The U.S. Postal Service allowed some workers to take months off of work to campaign for Hillary Clinton, according to a government watchdog.
Postal workers were released from their duties to perform campaign work through their union, the National Association of Letter Carriers (NALC), according to an Office of Special Counsel report. The OSC concluded that the agency "engaged in systemic violations" of the Hatch Act, which regulates federal employees' involvement in political campaigns.
"The Labor 2016 program sought to 'elect Hillary Clinton and pro-worker candidates across the country,'" the report said. "USPS headquarters essentially guaranteed that carriers would be released to engage in political activity, without consideration of operational needs or concerns."
The Hatch Act allows federal workers to engage in political activities when they are off the clock and out of uniform. Union members did not receive pay from the agency during their time away from the job and the report did not find any instances of workers engaged in any wrongdoing during their time on the job, leading OSC to conclude that "disciplinary action is not warranted." The Hatch Act violations came at a system-wide level, according to the OSC report, because the USPS privileged lengthy leaves of absence for political activities over other types of leave.
"Only carriers who wanted to campaign for NALC's endorsed candidates were given the opportunity to take several weeks of leave on short notice, over the objections of local supervisors," the report said.
The union had sent a list to the USPS requesting time-off for nearly 100 postal carriers to perform volunteer activities at the NALC's expense. The OSC report laid the blame on mid-level managers, who mistook the request as a directive and overruled local officials who voiced concern that the release could hinder postal operations.
"Despite their objections, mid-level USPS managers, guided by [REDACTED] communications, instructed local supervisors to release all listed carriers on union official [Leave Without Pay] so they could participate in NALC's political activity," the report said.
The report concluded that agency leaders did so to "engender goodwill in its working relationship with the union," rather than to advance any specific political agenda.
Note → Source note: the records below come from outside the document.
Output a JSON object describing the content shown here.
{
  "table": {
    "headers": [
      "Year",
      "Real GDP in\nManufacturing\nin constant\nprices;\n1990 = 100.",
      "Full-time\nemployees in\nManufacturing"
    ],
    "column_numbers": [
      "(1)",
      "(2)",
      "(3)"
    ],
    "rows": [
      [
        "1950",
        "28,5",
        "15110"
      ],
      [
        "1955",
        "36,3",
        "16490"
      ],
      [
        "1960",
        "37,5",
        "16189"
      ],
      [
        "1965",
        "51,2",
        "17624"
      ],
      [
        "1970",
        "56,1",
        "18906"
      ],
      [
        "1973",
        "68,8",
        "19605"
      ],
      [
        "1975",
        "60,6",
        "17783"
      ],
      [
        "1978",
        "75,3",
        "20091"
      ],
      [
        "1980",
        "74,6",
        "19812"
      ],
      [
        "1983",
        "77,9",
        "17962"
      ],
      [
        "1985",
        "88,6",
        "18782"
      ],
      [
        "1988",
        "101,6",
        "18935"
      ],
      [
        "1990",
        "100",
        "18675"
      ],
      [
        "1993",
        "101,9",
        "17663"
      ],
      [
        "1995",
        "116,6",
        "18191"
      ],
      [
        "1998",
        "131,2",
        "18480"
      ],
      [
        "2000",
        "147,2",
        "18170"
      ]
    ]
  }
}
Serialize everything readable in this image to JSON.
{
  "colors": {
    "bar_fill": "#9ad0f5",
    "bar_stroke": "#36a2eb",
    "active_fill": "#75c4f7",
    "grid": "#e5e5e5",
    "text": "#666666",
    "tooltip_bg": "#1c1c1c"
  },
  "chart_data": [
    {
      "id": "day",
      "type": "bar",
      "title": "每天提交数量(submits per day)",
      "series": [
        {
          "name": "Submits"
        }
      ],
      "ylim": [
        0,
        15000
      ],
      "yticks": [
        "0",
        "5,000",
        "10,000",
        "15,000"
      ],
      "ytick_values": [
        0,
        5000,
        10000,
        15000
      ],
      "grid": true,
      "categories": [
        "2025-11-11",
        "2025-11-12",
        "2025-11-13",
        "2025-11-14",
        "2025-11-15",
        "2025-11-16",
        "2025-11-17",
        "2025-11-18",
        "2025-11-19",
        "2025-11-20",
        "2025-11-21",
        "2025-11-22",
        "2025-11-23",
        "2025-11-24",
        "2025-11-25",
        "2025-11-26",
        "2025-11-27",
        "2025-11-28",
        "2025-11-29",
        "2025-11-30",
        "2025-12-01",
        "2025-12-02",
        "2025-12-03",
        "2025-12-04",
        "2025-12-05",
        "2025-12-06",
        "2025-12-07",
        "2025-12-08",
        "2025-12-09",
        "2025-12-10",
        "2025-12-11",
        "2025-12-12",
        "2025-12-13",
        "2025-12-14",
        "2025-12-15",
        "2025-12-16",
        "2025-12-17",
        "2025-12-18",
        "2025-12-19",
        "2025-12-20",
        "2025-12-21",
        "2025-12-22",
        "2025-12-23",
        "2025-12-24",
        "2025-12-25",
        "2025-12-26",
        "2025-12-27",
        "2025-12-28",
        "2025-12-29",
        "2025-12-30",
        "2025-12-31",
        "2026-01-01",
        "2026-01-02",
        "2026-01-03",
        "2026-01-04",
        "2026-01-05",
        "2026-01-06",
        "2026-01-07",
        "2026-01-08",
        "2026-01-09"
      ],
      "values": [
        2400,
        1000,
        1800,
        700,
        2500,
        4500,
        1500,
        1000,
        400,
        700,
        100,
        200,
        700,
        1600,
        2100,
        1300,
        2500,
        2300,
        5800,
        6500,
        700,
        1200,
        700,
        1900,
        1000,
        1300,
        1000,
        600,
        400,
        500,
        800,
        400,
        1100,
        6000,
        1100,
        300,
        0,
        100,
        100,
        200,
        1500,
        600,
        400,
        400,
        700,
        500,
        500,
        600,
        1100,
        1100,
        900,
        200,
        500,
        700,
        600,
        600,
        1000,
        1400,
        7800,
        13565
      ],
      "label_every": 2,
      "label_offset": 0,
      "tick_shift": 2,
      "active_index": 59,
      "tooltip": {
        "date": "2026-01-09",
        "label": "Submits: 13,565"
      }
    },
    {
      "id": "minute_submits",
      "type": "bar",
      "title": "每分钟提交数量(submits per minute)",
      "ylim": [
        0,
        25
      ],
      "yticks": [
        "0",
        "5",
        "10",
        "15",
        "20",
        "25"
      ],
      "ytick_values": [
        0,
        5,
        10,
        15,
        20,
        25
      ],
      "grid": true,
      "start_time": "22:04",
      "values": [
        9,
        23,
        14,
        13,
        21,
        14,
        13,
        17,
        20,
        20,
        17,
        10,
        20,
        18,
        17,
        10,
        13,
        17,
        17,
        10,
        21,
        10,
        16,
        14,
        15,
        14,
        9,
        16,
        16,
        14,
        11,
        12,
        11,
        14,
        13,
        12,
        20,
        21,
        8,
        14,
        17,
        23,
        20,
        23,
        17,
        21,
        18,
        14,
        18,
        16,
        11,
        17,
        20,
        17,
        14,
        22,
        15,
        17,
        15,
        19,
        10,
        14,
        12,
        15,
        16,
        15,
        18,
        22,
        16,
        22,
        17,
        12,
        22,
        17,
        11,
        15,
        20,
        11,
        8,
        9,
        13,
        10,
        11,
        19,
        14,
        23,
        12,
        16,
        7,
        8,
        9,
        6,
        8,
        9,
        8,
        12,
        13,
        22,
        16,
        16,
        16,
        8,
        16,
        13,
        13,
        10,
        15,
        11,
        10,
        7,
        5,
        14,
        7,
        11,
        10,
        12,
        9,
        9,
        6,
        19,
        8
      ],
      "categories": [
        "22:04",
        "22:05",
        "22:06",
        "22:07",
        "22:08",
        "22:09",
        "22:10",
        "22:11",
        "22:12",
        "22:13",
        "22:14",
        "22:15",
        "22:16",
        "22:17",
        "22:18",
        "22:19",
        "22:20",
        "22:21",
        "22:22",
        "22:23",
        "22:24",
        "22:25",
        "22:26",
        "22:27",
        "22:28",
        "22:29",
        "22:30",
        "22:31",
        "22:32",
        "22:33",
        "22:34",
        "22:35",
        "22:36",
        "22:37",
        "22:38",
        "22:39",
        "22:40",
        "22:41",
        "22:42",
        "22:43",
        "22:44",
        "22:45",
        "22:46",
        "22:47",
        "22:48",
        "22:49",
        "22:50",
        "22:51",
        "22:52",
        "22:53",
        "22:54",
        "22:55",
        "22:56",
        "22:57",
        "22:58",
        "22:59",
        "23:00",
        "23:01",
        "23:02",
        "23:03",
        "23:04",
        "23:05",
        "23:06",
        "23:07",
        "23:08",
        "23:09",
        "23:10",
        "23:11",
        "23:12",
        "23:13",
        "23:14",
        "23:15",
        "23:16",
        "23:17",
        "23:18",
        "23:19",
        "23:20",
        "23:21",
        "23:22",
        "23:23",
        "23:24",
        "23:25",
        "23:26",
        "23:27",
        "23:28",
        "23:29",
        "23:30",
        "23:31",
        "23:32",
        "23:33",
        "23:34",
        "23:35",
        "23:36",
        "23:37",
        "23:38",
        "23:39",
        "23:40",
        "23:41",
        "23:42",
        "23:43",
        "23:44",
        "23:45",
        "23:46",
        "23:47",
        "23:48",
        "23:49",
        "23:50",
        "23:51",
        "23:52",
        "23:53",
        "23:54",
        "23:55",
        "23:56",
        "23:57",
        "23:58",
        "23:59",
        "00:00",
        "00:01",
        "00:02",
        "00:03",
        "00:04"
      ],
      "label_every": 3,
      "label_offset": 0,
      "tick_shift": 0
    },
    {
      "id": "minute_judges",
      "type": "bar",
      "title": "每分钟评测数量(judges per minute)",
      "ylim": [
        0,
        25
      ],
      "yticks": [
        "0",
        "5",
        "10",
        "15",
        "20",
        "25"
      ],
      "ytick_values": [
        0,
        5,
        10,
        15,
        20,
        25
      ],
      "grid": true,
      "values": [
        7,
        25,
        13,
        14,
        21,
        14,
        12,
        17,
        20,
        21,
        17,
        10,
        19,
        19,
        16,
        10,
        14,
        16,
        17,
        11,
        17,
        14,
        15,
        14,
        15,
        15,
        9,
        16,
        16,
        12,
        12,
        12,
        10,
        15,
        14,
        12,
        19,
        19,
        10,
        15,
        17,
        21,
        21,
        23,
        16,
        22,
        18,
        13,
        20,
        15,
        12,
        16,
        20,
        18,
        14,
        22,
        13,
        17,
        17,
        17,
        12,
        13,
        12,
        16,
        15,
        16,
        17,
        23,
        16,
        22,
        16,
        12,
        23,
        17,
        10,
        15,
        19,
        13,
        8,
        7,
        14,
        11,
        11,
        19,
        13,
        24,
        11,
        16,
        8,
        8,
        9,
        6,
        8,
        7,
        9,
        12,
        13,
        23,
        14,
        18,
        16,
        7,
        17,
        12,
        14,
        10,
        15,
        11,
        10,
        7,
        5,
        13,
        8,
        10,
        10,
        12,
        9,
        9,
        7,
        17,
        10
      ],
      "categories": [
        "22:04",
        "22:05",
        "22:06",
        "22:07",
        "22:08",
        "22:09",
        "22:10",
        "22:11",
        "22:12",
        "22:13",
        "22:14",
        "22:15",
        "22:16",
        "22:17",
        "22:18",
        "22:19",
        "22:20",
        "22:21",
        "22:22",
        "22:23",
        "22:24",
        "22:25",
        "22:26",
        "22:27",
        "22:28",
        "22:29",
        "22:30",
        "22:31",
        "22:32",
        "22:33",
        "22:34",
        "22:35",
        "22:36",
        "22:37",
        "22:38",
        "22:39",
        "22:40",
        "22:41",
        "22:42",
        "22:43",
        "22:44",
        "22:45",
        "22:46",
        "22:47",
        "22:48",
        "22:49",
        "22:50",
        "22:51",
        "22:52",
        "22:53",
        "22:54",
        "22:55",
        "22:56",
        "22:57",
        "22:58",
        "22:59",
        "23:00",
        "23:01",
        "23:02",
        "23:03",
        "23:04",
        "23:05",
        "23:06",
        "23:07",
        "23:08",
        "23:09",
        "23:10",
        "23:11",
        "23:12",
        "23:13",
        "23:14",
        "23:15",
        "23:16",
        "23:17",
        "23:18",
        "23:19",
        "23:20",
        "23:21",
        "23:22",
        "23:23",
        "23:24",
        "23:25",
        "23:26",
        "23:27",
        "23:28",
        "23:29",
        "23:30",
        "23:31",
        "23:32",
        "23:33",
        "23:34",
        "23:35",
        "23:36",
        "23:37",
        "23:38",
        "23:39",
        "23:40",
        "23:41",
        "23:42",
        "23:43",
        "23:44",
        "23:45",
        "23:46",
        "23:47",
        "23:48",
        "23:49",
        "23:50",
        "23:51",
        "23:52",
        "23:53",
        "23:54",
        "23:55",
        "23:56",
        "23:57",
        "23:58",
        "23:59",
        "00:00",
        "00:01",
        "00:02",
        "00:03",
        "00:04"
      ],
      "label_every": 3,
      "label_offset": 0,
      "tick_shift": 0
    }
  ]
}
The OSC took issue with the lengthy absences that occurred in the closing days of the 2016 election, which departed from standard leave requests that usually last "either a few days at a time or a few hours per day over several days." The length of some requests appeared to baffle local managers.
"Explain to me why we are releasing people for 30 days," a Waukesha, Wisc., postmaster responded to one request. A supervisor responded, "we have to release."
Another Wisconsin manager protested to management about the lengthy absences, but was ultimately overruled after a back and forth with supervisors.
"This creates a huge staffing issue at the WI Rapids Post Office," the local manager said in an email. "This office is already … short staffed."
The two-month leave time was granted, and the employees did not return to work until after the election. The absences drove up operational costs, as remaining employees worked overtime to cover for the missing carriers.
"Wisconsin Rapids went into both high overtime and penalty overtime rates of massive amounts for this period of time, which had significant operating expense impact on the office," a Wisconsin postal worker told investigators.
The report says that employees engaged in numerous volunteer activities to assist Democratic campaigns, including knocking on doors, phone banking, and other get-out-the-vote activities. The union, which represents 215,000 postal workers, rallied around Hillary Clinton in the general election. It spent $5.6 million during the 2016 cycle. Nearly 90 percent of its contributions went to Democratic candidates, according to the Center for Responsive Politics.
The postal service said that it "fully accepts" the finding of the report and will work with the OSC to implement reforms and avoid future accusations of Hatch Act violations.
"In order to prevent any future unintentional violations of the Hatch Act in this regard, the Postal Service fully accepts and will fully implement all of the recommendations and directions of the OSC," the agency said in a statement. "The Postal Service will work with the OSC to design corrective measures … in order to prevent any future violations of the Hatch Act."
OSC gave the agency until August 31 to draft reforms.
UPDATE 4:45 P.M.: NALC President Fredric Rolando said that the report exonerated the union and demonstrated that its members abided by federal law. He rejected the conclusion that granting workers leave could violate the Hatch Act.
"We reject the OSC's conclusions that the granting of LWOP represents either a 'systematic violation of the Hatch Act' or an 'institutional bias in favor of NALC's endorsed political candidates,'" he said in a statement.
UPDATE 4:30 P.M.: A previous version of this story said that NALC endorsed Bernie Sanders. American Postal Workers Union, rather than NALC, endorsed Sanders.